Showing 3 changed files with 46 additions and 2 deletions.
diff --git a/doc/changes/DM-44050.bugfix.md b/doc/changes/DM-44050.bugfix.md
@@ -0,0 +1 @@
+Postgres database connections are now checked for liveness before they are used, significantly reducing the chance of exceptions being thrown due to stale connections.
diff --git a/doc/changes/DM-44050.perf.md b/doc/changes/DM-44050.perf.md
@@ -0,0 +1 @@
+Increased the Postgres connection pool size, fixing an issue where multi-threaded services would re-create the database connection excessively.
diff --git a/python/lsst/daf/butler/registry/databases/postgresql.py b/python/lsst/daf/butler/registry/databases/postgresql.py
@@ -159,12 +159,54 @@ def makeEngine(
     ) -> sqlalchemy.engine.Engine:
         return sqlalchemy.engine.create_engine(
             uri,
-            pool_size=1,
             # Prevent stale database connections from throwing exeptions, at
             # the expense of a round trip to the database server each time we
             # check out a session.  Many services using the Butler operate in
-            # networks connections are frequently dropped.
+            # networks where connections are dropped when idle for some time.
             pool_pre_ping=True,
+            # This engine and database connection pool can be shared between
+            # multiple Butler instances created via Butler.clone() or
+            # LabeledButlerFactory, and typically these will be used from
+            # multiple threads simultaneously.  So we need to configure
+            # SQLAlchemy to pool connections for multi-threaded usage.
+            #
+            # This is not the maximum number of active connections --
+            # SQLAlchemy allows some additional overflow configured via the
+            # max_overflow parameter.  pool_size is only the maximum number
+            # saved in the pool during periods of lower concurrency.
+            #
+            # This specific value for pool size was chosen somewhat arbitrarily
+            # -- there has not been any formal testing done to profile database
+            # concurrency.

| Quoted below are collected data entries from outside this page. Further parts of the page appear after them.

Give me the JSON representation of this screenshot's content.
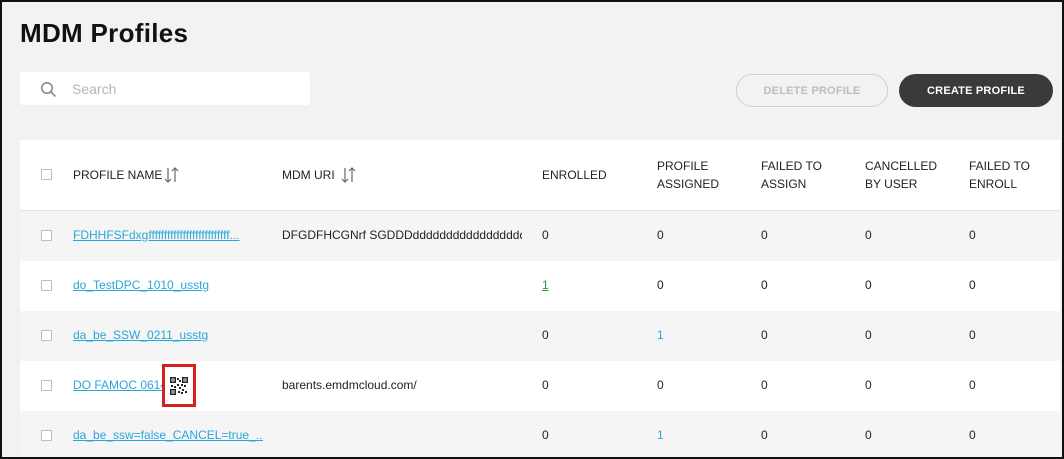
{
  "page": {
    "title": "MDM Profiles"
  },
  "search": {
    "placeholder": "Search",
    "value": ""
  },
  "toolbar": {
    "delete_label": "DELETE PROFILE",
    "create_label": "CREATE PROFILE"
  },
  "table": {
    "headers": {
      "profile_name": "PROFILE NAME",
      "mdm_uri": "MDM URI",
      "enrolled": "ENROLLED",
      "profile_assigned": [
        "PROFILE",
        "ASSIGNED"
      ],
      "failed_to_assign": [
        "FAILED TO",
        "ASSIGN"
      ],
      "cancelled_by_user": [
        "CANCELLED",
        "BY USER"
      ],
      "failed_to_enroll": [
        "FAILED TO",
        "ENROLL"
      ]
    },
    "rows": [
      {
        "name": "FDHHFSFdxgffffffffffffffffffffffffff...",
        "uri": "DFGDFHCGNrf SGDDDddddddddddddddddd...",
        "enrolled": "0",
        "assigned": "0",
        "failed_assign": "0",
        "cancelled": "0",
        "failed_enroll": "0"
      },
      {
        "name": "do_TestDPC_1010_usstg",
        "uri": "",
        "enrolled": "1",
        "assigned": "0",
        "failed_assign": "0",
        "cancelled": "0",
        "failed_enroll": "0"
      },
      {
        "name": "da_be_SSW_0211_usstg",
        "uri": "",
        "enrolled": "0",
        "assigned": "1",
        "failed_assign": "0",
        "cancelled": "0",
        "failed_enroll": "0"
      },
      {
        "name": "DO FAMOC 0614",
        "uri": "barents.emdmcloud.com/",
        "enrolled": "0",
        "assigned": "0",
        "failed_assign": "0",
        "cancelled": "0",
        "failed_enroll": "0",
        "has_qr": true
      },
      {
        "name": "da_be_ssw=false_CANCEL=true_...",
        "uri": "",
        "enrolled": "0",
        "assigned": "1",
        "failed_assign": "0",
        "cancelled": "0",
        "failed_enroll": "0"
      }
    ]
  },
  "colors": {
    "accent_link": "#2aa6d8",
    "primary_button": "#3a3a3a",
    "highlight": "#d62020",
    "enrolled_link": "#3a9a3a"
  },
  "icons": {
    "search": "search-icon",
    "sort": "sort-icon",
    "qr": "qr-code-icon"
  }
}
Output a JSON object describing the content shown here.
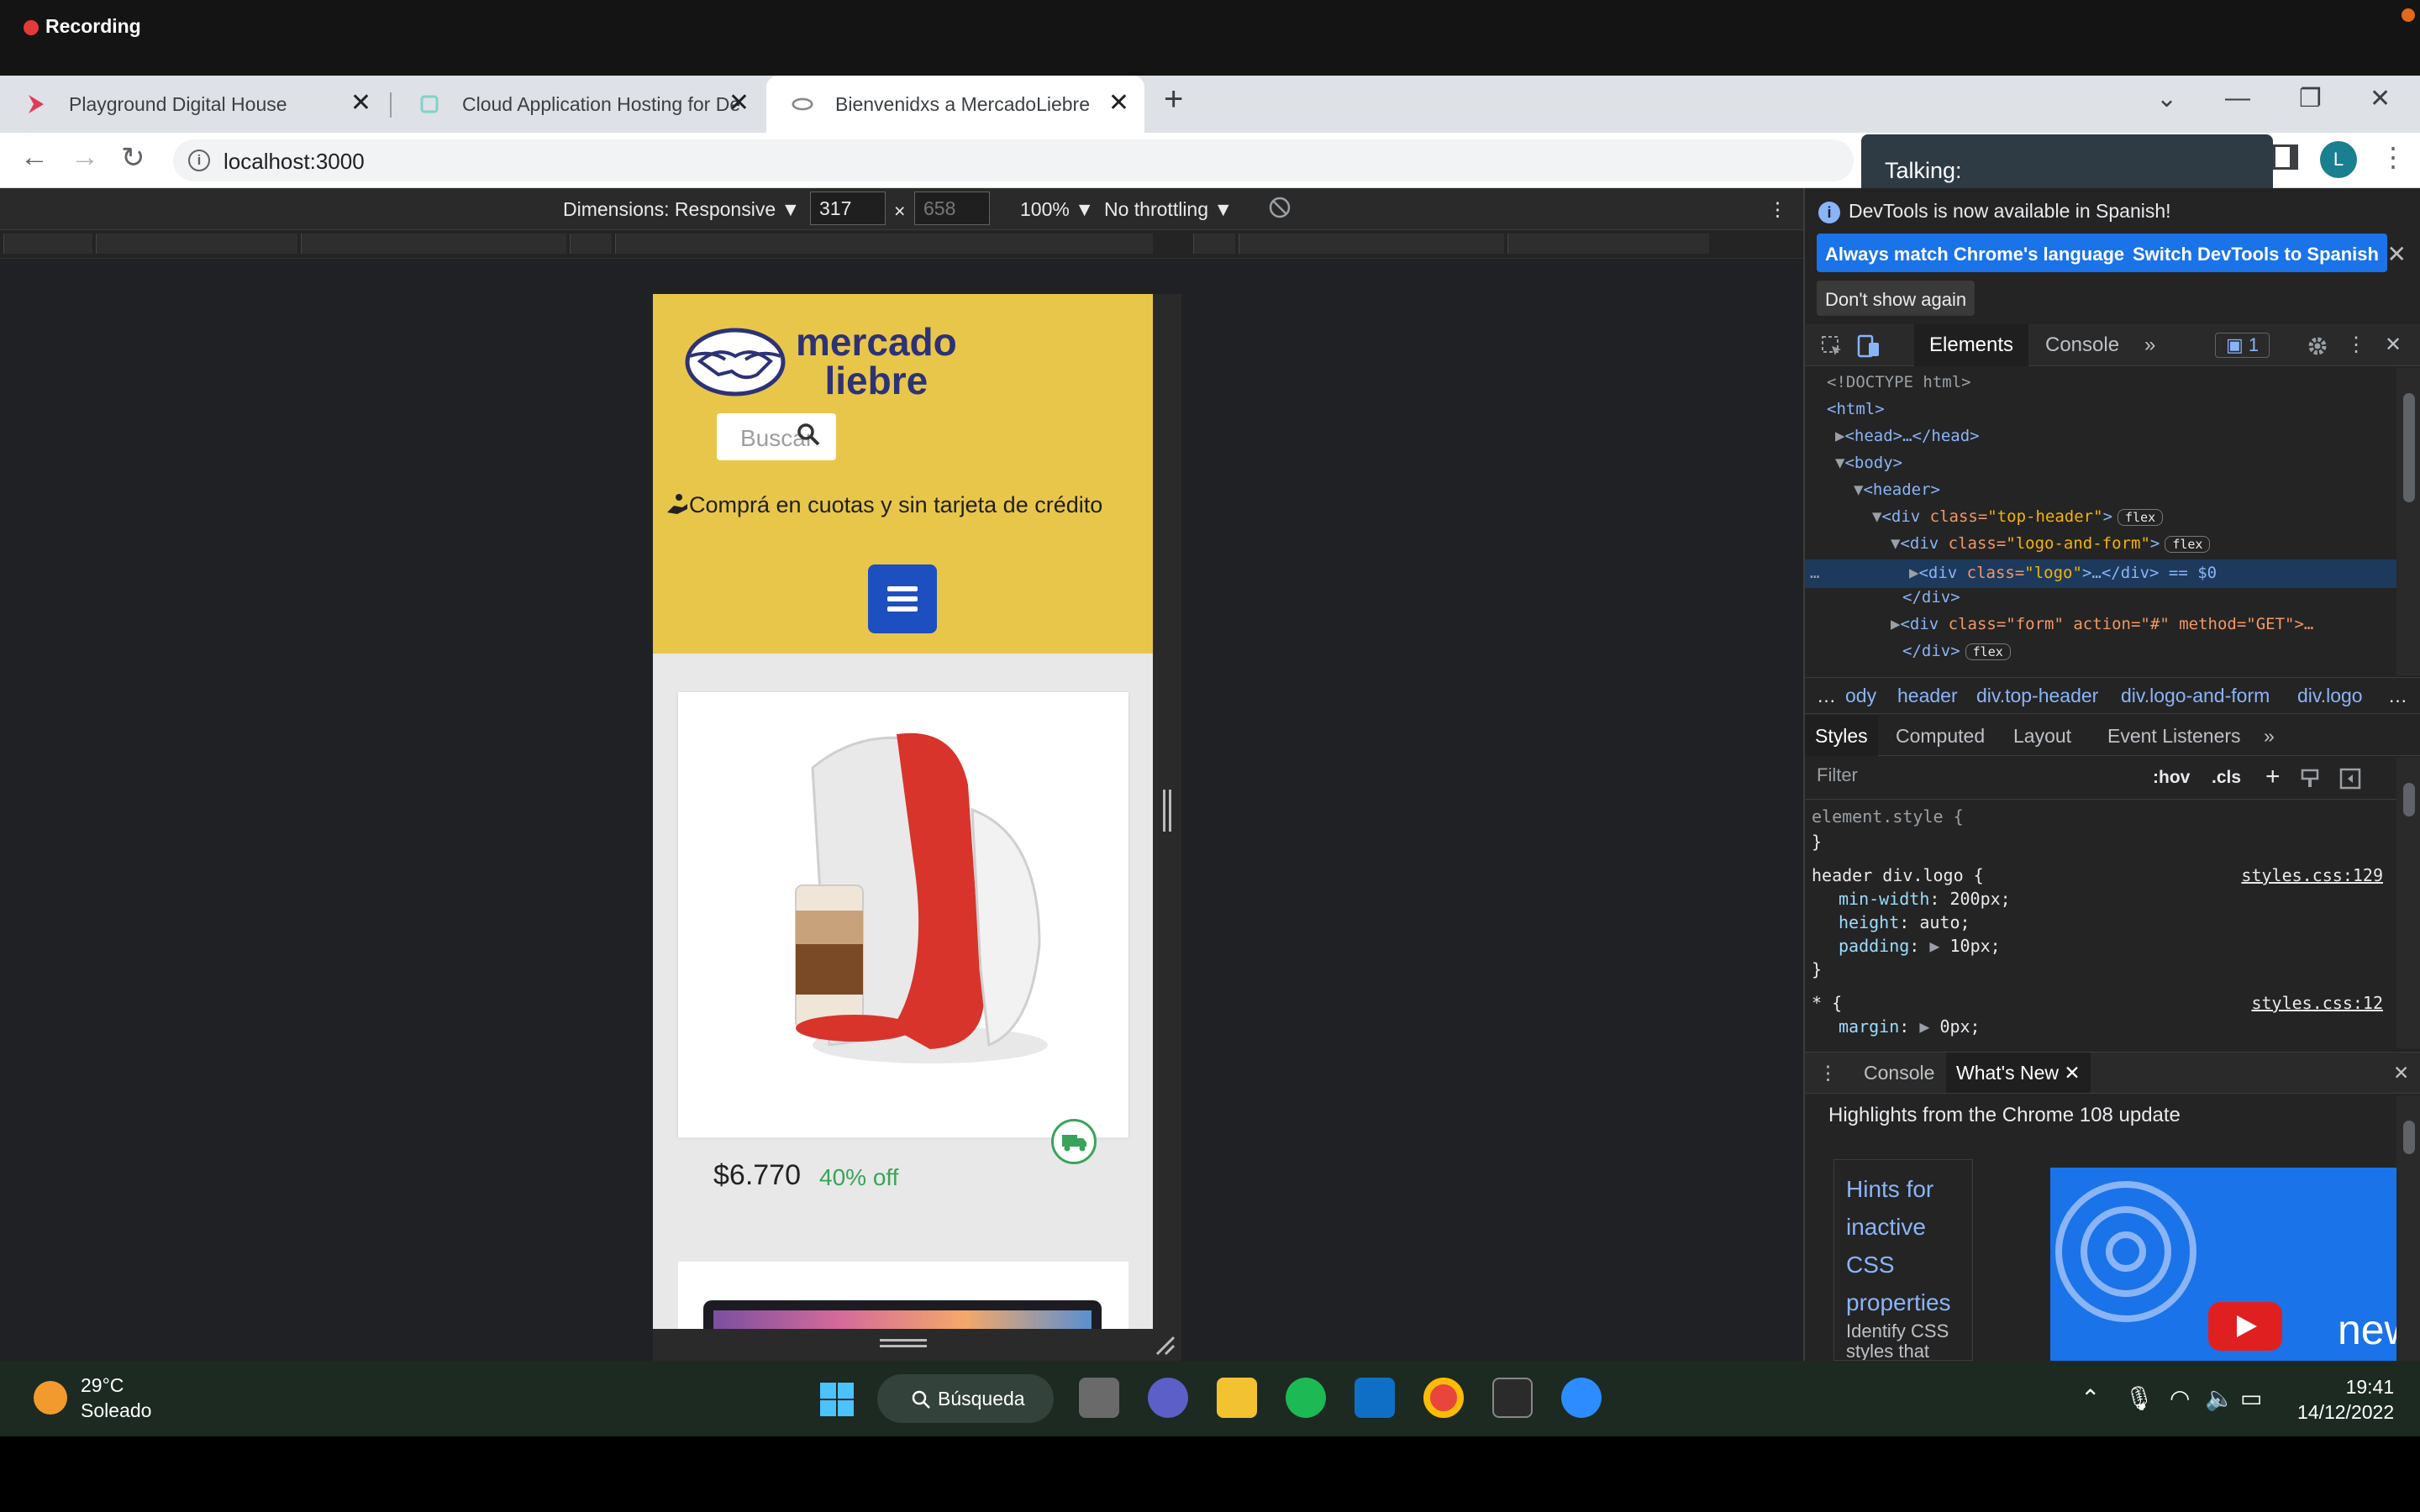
{
  "recording": {
    "label": "Recording"
  },
  "tabs": [
    {
      "label": "Playground Digital House",
      "close": "✕"
    },
    {
      "label": "Cloud Application Hosting for De",
      "close": "✕"
    },
    {
      "label": "Bienvenidxs a MercadoLiebre",
      "close": "✕"
    }
  ],
  "new_tab": "+",
  "window_controls": {
    "chevron": "⌄",
    "minimize": "—",
    "maximize": "❐",
    "close": "✕"
  },
  "address": {
    "url": "localhost:3000",
    "info": "i",
    "profile": "L",
    "menu": "⋮"
  },
  "nav": {
    "back": "←",
    "forward": "→",
    "reload": "↻"
  },
  "talking": {
    "label": "Talking:"
  },
  "device_toolbar": {
    "dimensions": "Dimensions: Responsive ▼",
    "width": "317",
    "height": "658",
    "times": "×",
    "zoom": "100% ▼",
    "throttling": "No throttling ▼",
    "more": "⋮"
  },
  "page": {
    "logo_line1": "mercado",
    "logo_line2": "liebre",
    "search_placeholder": "Buscar",
    "cuotas": "Comprá en cuotas y sin tarjeta de crédito",
    "product": {
      "price": "$6.770",
      "discount": "40% off"
    }
  },
  "devtools": {
    "info": "DevTools is now available in Spanish!",
    "btn_match": "Always match Chrome's language",
    "btn_switch": "Switch DevTools to Spanish",
    "btn_dont": "Don't show again",
    "close": "✕",
    "tabs": {
      "elements": "Elements",
      "console": "Console",
      "more": "»",
      "issues": "1"
    },
    "dom": {
      "doctype": "<!DOCTYPE html>",
      "html": "<html>",
      "head": "<head>…</head>",
      "body": "<body>",
      "header": "<header>",
      "top_header_tag": "<div ",
      "top_header_attr": "class=",
      "top_header_val": "\"top-header\"",
      "logo_form_val": "\"logo-and-form\"",
      "logo_val": "\"logo\"",
      "logo_tail": ">…</div> == $0",
      "close_div": "</div>",
      "form_attrs": "class=\"form\" action=\"#\" method=\"GET\">…",
      "flex": "flex"
    },
    "breadcrumb": [
      "…",
      "ody",
      "header",
      "div.top-header",
      "div.logo-and-form",
      "div.logo",
      "…"
    ],
    "styles_tabs": {
      "styles": "Styles",
      "computed": "Computed",
      "layout": "Layout",
      "events": "Event Listeners",
      "more": "»"
    },
    "filter": {
      "placeholder": "Filter",
      "hov": ":hov",
      "cls": ".cls",
      "plus": "+"
    },
    "css": {
      "element_style": "element.style {",
      "close_brace": "}",
      "rule_selector": "header div.logo {",
      "rule_source": "styles.css:129",
      "p1": "min-width",
      "v1": "200px;",
      "p2": "height",
      "v2": "auto;",
      "p3": "padding",
      "v3": "10px;",
      "star": "* {",
      "star_source": "styles.css:12",
      "p4": "margin",
      "v4": "0px;"
    },
    "drawer": {
      "console": "Console",
      "whats_new": "What's New",
      "close": "✕"
    },
    "whats_new": {
      "highlights": "Highlights from the Chrome 108 update",
      "hint_title_1": "Hints for",
      "hint_title_2": "inactive",
      "hint_title_3": "CSS",
      "hint_title_4": "properties",
      "hint_sub_1": "Identify CSS",
      "hint_sub_2": "styles that",
      "video_text": "new"
    }
  },
  "taskbar": {
    "temp": "29°C",
    "weather": "Soleado",
    "search": "Búsqueda",
    "time": "19:41",
    "date": "14/12/2022"
  }
}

The value chosen may be somewhat lower than is
+            # optimal for service use cases.  Some considerations:
+            #
+            # 1. Connections are only created as they are needed, so in typical
+            #    single-threaded Butler use only one connection will ever be
+            #    created. Services with low peak concurrency may never create
+            #    this many connections.
+            # 2. Most services using the Butler (including Butler
+            #    server) are using FastAPI, which uses a thread pool of 40 by
+            #    default.  So when running at max concurrency we may have:
+            #      * 10 connections checked out from the pool
+            #      * 10 "overflow" connections re-created each time they are
+            #        used.
+            #      * 20 threads queued up, waiting for a connection, and
+            #        potentially timing out if the other threads don't release
+            #        their connections in a timely manner.
+            # 3. The main Butler databases at SLAC are run behind pgbouncer,
+            #    so we can support a larger number of simultaneous connections
+            #    than if we were connecting directly to Postgres.
+            #
+            # See
+            # https://docs.sqlalchemy.org/en/20/core/pooling.html#sqlalchemy.pool.QueuePool.__init__
+            # for more information on the behavior of this parameter.
+            pool_size=10,
+            # In combination with pool_pre_ping, prevent SQLAlchemy from
+            # unnecessarily reviving pooled connections that have gone stale.
+            # Setting this to true makes it always re-use the most recent
+            # known-good connection when possible, instead of cycling to other
+            # connections in the pool that we may no longer need.
+            pool_use_lifo=True,
         )
 
     @classmethod